So Hot rn

 
Adam may look super chill about the overwhelming heat here, but one of us got heat stroke and it wasn't me. 

Adam may look super chill about the overwhelming heat here, but one of us got heat stroke and it wasn't me. 

It was 110 degrees Fahrenheit at 6pm in Death Valley on July 5th. 

I know this, because we were there. I also now know that being in 110 degrees feels basically the same as having someone point a person-sized hair dryer at you. 

Death Valley is beautiful the way bones bleached white are beautiful. It's beautiful for its starkness, and for what little life it's able to support. Flakes of pyrite gather and glitter in the sand dunes. 

True to our compromise, we stayed in a hotel with air conditioning, and mostly explored by car, meaning we didn't actually spend a ton of time in the direct heat. But even five minutes at a time we did spend, mostly just taking pictures, was pretty rough. 

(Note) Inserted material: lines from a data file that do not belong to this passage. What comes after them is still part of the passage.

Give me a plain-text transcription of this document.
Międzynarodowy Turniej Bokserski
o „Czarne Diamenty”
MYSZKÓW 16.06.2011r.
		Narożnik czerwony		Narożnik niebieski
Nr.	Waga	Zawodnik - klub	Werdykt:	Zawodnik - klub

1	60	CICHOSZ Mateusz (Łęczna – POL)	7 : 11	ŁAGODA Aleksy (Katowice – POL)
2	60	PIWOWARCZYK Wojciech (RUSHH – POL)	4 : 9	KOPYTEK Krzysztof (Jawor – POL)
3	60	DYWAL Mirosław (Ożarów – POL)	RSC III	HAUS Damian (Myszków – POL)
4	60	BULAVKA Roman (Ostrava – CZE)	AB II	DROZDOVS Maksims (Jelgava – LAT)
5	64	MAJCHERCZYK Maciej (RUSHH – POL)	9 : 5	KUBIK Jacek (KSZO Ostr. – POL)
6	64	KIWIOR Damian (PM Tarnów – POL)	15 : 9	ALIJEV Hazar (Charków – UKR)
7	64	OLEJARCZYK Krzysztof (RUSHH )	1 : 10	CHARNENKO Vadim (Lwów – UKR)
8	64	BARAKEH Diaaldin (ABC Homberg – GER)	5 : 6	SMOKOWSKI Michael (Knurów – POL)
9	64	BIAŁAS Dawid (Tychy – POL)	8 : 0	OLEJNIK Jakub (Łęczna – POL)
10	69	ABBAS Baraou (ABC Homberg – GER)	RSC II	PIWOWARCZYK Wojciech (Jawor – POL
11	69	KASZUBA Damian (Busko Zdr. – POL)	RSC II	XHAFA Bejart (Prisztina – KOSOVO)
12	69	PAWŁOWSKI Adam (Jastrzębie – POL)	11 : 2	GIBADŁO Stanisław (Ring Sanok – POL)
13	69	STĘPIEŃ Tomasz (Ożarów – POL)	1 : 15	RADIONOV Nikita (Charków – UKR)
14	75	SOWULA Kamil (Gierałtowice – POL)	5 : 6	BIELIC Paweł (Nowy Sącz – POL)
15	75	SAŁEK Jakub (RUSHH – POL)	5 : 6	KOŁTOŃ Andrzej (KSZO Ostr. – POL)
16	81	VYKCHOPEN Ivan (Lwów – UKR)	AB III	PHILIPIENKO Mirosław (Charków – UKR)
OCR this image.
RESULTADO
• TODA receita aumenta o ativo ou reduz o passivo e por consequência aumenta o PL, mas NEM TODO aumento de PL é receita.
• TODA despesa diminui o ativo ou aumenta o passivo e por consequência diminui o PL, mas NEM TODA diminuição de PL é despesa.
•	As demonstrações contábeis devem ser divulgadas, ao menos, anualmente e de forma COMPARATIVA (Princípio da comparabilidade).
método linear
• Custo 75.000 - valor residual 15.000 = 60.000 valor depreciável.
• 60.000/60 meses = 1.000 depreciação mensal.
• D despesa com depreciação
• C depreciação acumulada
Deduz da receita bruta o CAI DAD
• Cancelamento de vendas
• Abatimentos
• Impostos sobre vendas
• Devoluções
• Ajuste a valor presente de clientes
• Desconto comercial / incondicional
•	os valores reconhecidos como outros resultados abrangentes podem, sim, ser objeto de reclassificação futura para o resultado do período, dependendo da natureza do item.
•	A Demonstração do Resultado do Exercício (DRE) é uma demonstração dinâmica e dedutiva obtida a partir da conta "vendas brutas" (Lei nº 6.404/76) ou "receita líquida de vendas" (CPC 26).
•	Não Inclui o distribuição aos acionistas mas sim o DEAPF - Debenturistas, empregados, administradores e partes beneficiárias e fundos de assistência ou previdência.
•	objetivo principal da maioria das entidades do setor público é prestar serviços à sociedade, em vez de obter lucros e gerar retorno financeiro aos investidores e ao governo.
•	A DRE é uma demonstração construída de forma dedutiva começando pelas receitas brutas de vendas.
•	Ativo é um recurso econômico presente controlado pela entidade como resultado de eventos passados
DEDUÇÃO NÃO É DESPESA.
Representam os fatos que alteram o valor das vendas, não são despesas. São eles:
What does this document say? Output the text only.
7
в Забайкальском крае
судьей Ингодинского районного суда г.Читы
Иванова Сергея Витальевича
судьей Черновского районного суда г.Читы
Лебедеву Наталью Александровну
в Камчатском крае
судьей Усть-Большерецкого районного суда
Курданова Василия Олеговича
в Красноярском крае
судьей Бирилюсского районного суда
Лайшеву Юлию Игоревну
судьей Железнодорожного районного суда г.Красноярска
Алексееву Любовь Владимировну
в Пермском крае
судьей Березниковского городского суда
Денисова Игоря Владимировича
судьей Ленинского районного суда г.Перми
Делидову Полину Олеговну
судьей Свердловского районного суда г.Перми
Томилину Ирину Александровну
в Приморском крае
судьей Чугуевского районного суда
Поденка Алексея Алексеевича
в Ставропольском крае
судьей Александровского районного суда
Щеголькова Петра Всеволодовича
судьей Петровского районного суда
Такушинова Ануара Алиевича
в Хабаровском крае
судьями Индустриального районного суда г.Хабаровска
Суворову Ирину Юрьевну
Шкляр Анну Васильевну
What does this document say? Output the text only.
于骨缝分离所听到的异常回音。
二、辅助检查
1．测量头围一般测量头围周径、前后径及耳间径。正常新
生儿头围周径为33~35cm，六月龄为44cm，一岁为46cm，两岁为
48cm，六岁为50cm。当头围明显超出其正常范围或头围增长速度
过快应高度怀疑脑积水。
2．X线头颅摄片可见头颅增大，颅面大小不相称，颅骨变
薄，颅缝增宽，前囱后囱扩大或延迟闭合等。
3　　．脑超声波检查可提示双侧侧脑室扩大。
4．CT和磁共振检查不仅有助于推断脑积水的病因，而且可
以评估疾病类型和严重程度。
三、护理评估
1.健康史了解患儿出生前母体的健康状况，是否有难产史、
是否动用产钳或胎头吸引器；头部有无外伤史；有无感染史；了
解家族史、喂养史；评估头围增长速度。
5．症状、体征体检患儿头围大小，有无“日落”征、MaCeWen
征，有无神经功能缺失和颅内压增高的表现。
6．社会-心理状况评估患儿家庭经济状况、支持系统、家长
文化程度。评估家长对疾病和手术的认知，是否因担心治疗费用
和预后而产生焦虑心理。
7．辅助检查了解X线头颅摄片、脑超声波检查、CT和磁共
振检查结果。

Scotty's Castle was closed, so we visited the Artist's Drive, Artist's Palette and Dante's Overlook, all of which were absolutely worth visiting. Artist's Drive is an easy one, through narrow passes between rocky crags, that lead you past Artist's Palette, a group of rocks named for the blue, purple and green rocks created by minerals, which look like splashes of paint. Dante's Overlook gives you a vista (with a pleasant ten-twenty degree drop in temperature) of Badwater Basin, the lowest point in the United States. 

This is taken from Dante's Overlook, and below, the salt flat of Badwater Basin. This was probably the most aggressively visited spot we stopped at, with six or seven other groups there taking photos. 

This is taken from Dante's Overlook, and below, the salt flat of Badwater Basin. This was probably the most aggressively visited spot we stopped at, with six or seven other groups there taking photos.